I was not buying it.
So I planned my Monday last week like any other first day of the week … like everything wasn’t going to be closed down and like there weren’t going to be cars pulled over on the sides of urban and rural highways next to residents who’d set up canopies and lawn chairs, holding cameras, sweet tea and cardboard glasses. I took care of business in my office, then set off for a work site in the next county, where a new hire was starting with a trainer.
ABOUT A THIRD OF the way there, my mother texted me to ask where I was. She, my dad, sister, two nephews and my daughter were at my house, armed with grilled hot dogs, Moon Pies, Sunny Delight, Star Crunches and a cake decorated for their “eclipse party” Mom had bought from a bakery. We talked all weekend about watching at my house, which is surrounded by open fields.
“So you aren’t going to be here for this??”
“I need to check on a lady I hired last week who started today and I will be there,” I texted back using speak-to-text. “I’m seriously not doing this on purpose.”
“That’s fine.”
When a woman says something is “fine,” it’s not. One’s mother is not exempt from this. She was upset … and for good reason.
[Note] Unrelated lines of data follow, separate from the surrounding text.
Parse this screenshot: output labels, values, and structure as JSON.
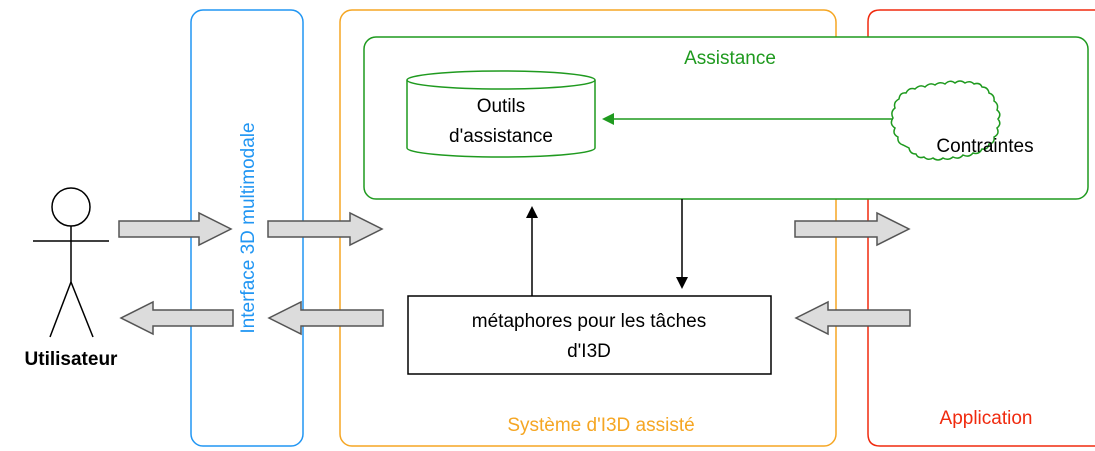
{
  "diagram": {
    "actor_label": "Utilisateur",
    "interface_label": "Interface 3D multimodale",
    "system_label": "Système d'I3D assisté",
    "assistance_label": "Assistance",
    "tools_label_line1": "Outils",
    "tools_label_line2": "d'assistance",
    "constraints_label": "Contraintes",
    "metaphors_label_line1": "métaphores pour les tâches",
    "metaphors_label_line2": "d'I3D",
    "application_label": "Application"
  },
  "colors": {
    "interface": "#2196f3",
    "system": "#f5a623",
    "assistance": "#1f9a1f",
    "application": "#f02a0e",
    "arrow_fill": "#dcdcdc",
    "arrow_stroke": "#555555"
  }
}
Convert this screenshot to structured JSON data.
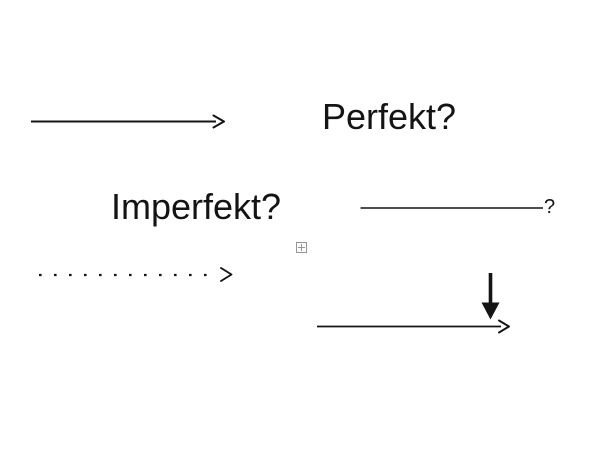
{
  "page": {
    "background": "#ffffff",
    "ink": "#141414",
    "anchor_gray": "#969696"
  },
  "labels": {
    "perfekt": "Perfekt?",
    "imperfekt": "Imperfekt?",
    "line_question_suffix": "?"
  },
  "icons": {
    "anchor": "object-anchor-icon"
  },
  "shapes": [
    {
      "name": "top-left-arrow",
      "type": "arrow",
      "style": "solid",
      "direction": "right",
      "head": "open-chevron"
    },
    {
      "name": "question-line",
      "type": "line",
      "style": "solid",
      "suffix": "?"
    },
    {
      "name": "dotted-arrow",
      "type": "arrow",
      "style": "dotted",
      "direction": "right",
      "head": "open-chevron"
    },
    {
      "name": "down-arrow",
      "type": "arrow",
      "style": "solid-thick",
      "direction": "down",
      "head": "filled-triangle"
    },
    {
      "name": "bottom-arrow",
      "type": "arrow",
      "style": "solid",
      "direction": "right",
      "head": "open-chevron"
    }
  ]
}
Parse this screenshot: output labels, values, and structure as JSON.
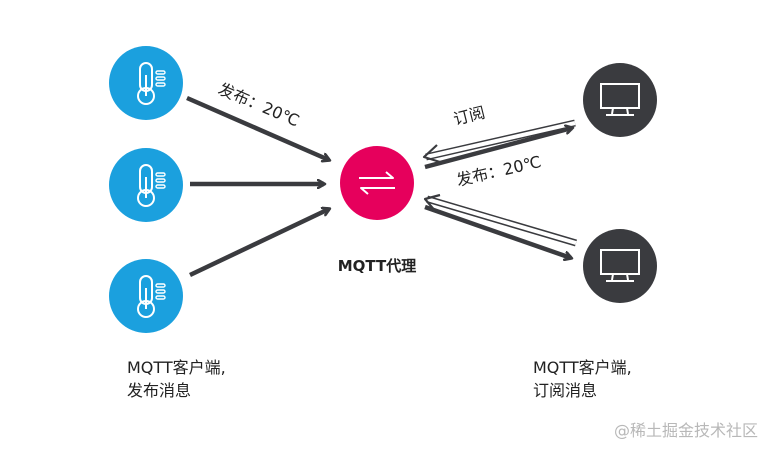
{
  "publishers": {
    "count": 3,
    "color": "#1ba0de",
    "icon": "thermometer-icon"
  },
  "broker": {
    "label": "MQTT代理",
    "color": "#e6005c",
    "icon": "swap-arrows-icon"
  },
  "subscribers": {
    "count": 2,
    "color": "#3a3b3f",
    "icon": "monitor-icon"
  },
  "labels": {
    "publish_left": "发布：20℃",
    "subscribe": "订阅",
    "publish_right": "发布：20℃"
  },
  "captions": {
    "left_line1": "MQTT客户端,",
    "left_line2": "发布消息",
    "right_line1": "MQTT客户端,",
    "right_line2": "订阅消息"
  },
  "watermark": "@稀土掘金技术社区",
  "colors": {
    "arrow": "#3a3b3f",
    "outline_arrow": "#3a3b3f",
    "text": "#222222"
  }
}
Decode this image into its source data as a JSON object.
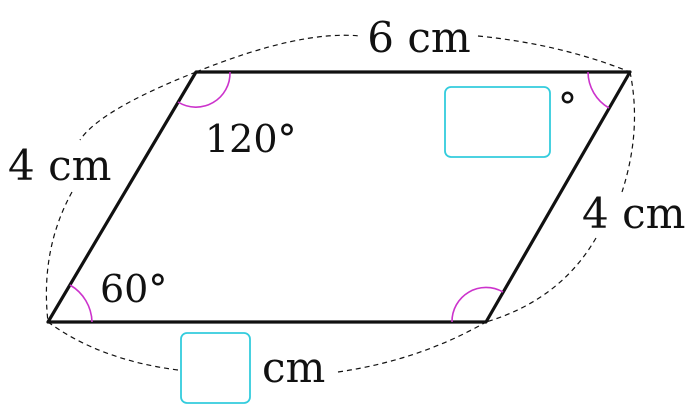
{
  "labels": {
    "top_side": "6 cm",
    "left_side": "4 cm",
    "right_side": "4 cm",
    "top_left_angle": "120°",
    "bottom_left_angle": "60°",
    "top_right_angle_unit": "°",
    "bottom_unit": "cm"
  },
  "answer_boxes": {
    "top_right_angle": "",
    "bottom_side": ""
  },
  "colors": {
    "stroke": "#111111",
    "angle_arc": "#cc33cc",
    "answer_box": "#33ccdd"
  }
}
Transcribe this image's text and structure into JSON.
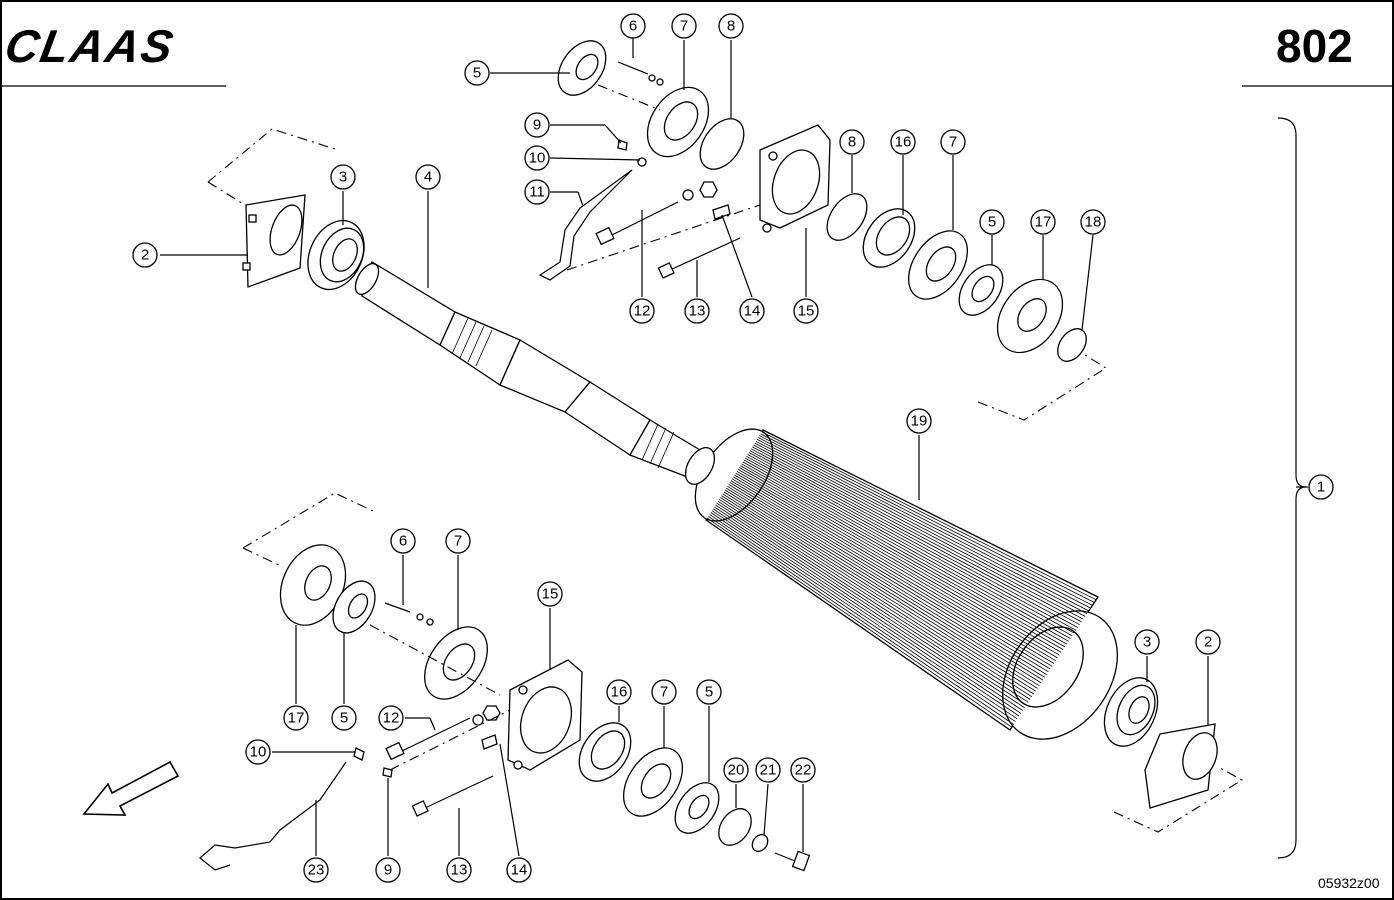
{
  "header": {
    "brand": "CLAAS",
    "page_number": "802"
  },
  "figure_ref": "05932z00",
  "callouts": {
    "c1": "1",
    "c2a": "2",
    "c2b": "2",
    "c3a": "3",
    "c3b": "3",
    "c4": "4",
    "c5a": "5",
    "c5b": "5",
    "c5c": "5",
    "c5d": "5",
    "c6a": "6",
    "c6b": "6",
    "c7a": "7",
    "c7b": "7",
    "c7c": "7",
    "c7d": "7",
    "c8a": "8",
    "c8b": "8",
    "c9a": "9",
    "c9b": "9",
    "c10a": "10",
    "c10b": "10",
    "c11": "11",
    "c12a": "12",
    "c12b": "12",
    "c13a": "13",
    "c13b": "13",
    "c14a": "14",
    "c14b": "14",
    "c15a": "15",
    "c15b": "15",
    "c16a": "16",
    "c16b": "16",
    "c17a": "17",
    "c17b": "17",
    "c18": "18",
    "c19": "19",
    "c20": "20",
    "c21": "21",
    "c22": "22",
    "c23": "23"
  }
}
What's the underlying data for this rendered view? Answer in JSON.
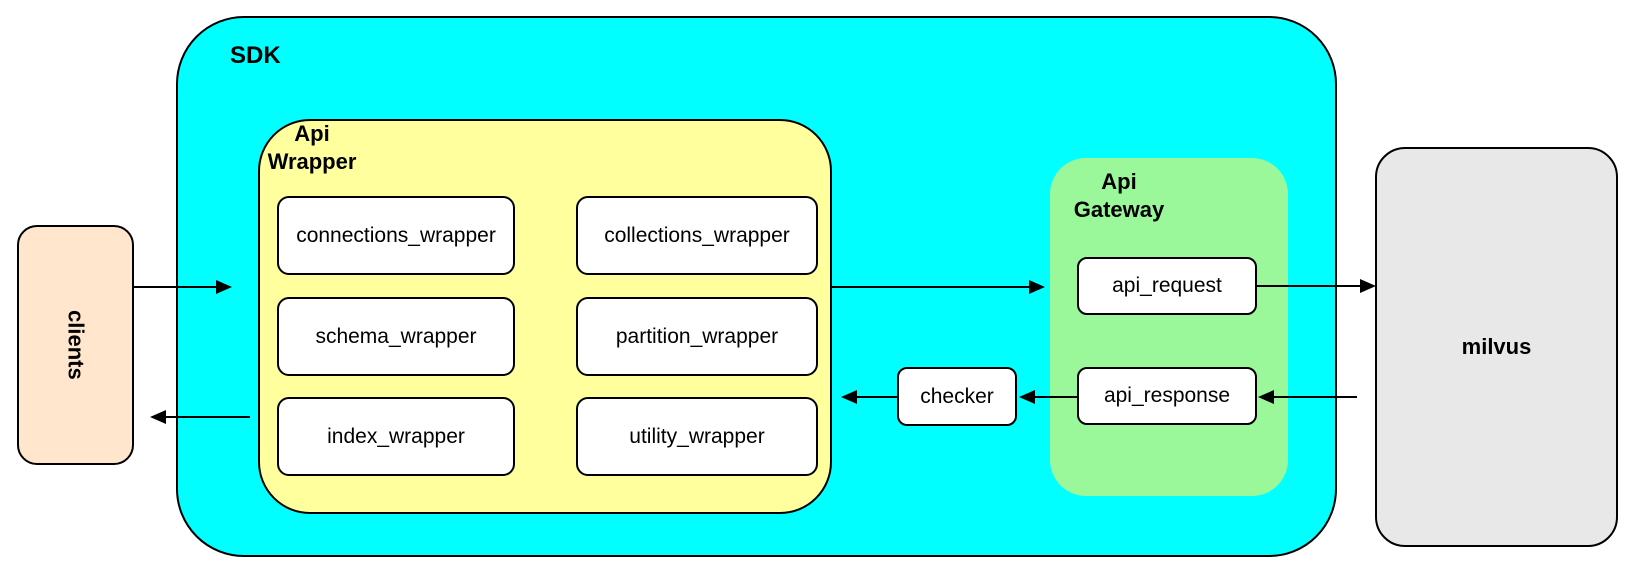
{
  "diagram": {
    "sdk": {
      "label": "SDK"
    },
    "clients": {
      "label": "clients"
    },
    "api_wrapper": {
      "label": "Api\nWrapper",
      "modules": [
        "connections_wrapper",
        "collections_wrapper",
        "schema_wrapper",
        "partition_wrapper",
        "index_wrapper",
        "utility_wrapper"
      ]
    },
    "api_gateway": {
      "label": "Api\nGateway",
      "request_label": "api_request",
      "response_label": "api_response"
    },
    "checker": {
      "label": "checker"
    },
    "milvus": {
      "label": "milvus"
    },
    "colors": {
      "sdk_fill": "#00FFFF",
      "api_wrapper_fill": "#FFFF9E",
      "api_gateway_fill": "#9AF89A",
      "clients_fill": "#FFE6CC",
      "milvus_fill": "#E8E8E8",
      "node_fill": "#FFFFFF",
      "border": "#000000",
      "arrow": "#000000"
    }
  }
}
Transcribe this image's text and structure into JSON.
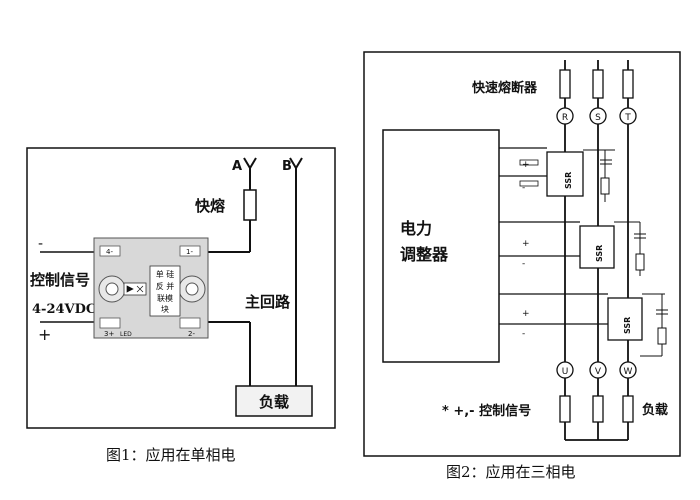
{
  "fig1": {
    "caption": "图1：应用在单相电",
    "label_a": "A",
    "label_b": "B",
    "fuse_label": "快熔",
    "main_loop_label": "主回路",
    "load_label": "负载",
    "control_signal_label": "控制信号",
    "voltage_label": "4-24VDC",
    "minus_sign": "-",
    "plus_sign": "+",
    "module_text": [
      "单 硅",
      "反 并",
      "联模",
      "块"
    ],
    "term_4": "4-",
    "term_1": "1-",
    "term_3": "3+",
    "term_2": "2-",
    "led_label": "LED"
  },
  "fig2": {
    "caption": "图2：应用在三相电",
    "fuse_label": "快速熔断器",
    "controller_label_line1": "电力",
    "controller_label_line2": "调整器",
    "phase_in": [
      "R",
      "S",
      "T"
    ],
    "phase_out": [
      "U",
      "V",
      "W"
    ],
    "ssr_label": "SSR",
    "control_note": "* +,- 控制信号",
    "load_label": "负载",
    "plus_sign": "+",
    "minus_sign": "-"
  },
  "colors": {
    "line": "#111111",
    "bg": "#ffffff",
    "module_gray": "#d8d8d8",
    "box_fill": "#f2f2f2"
  }
}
Some of my closest remaining family members — not to mention my beloved daughter — were gathered in the same spot to experience an event none of us had ever seen.
A HALF MILE LATER, I’m setting my phone’s navigation app for my home address to find some collection of back roads that will take me from the highway to my house as quickly as possible. I found it in Cedar Spring Road and took it as fast as an SUV can handle it.
It turned out the eclipse was the spectacle everyone said it would be. It really did make the hairs stand up on the back of my neck. It was a beautiful, solemn event that made me remember we humans have much less control of this world than we think.
And while I enjoyed feeling these things, I will one day forget them because — if I’m lucky — other events will happen in my life that push these memories aside one by one. My daughter will get married. My son’s invincibility will be compromised by a car crash. Things like this will happen to overshadow the scientific details of today.
But someday there will be another eclipse and they’ll talk about today. And my mind will not revisit anything scientific, but the effect it all had on my family … the way the children jabbered with “ooo’s” and “ahh’s” and “wows.” The way my dad returned to his nerdy school-age student roots. The way my mom smiled like she wasn’t worried about anything, my sister saying over and over how happy she was to be with all of us.
“Thank you for coming, Daddy,” Kalista said afterward as she hugged me.
I went back to work afterward and was able to check on my new hire before the end of her shift. Another appointment was pushed to tomorrow. Some stuff I planned to do in person today was done over e-mail and conference call. My job will be fine, even with this change of plans.
The work I did instead was much, much more important.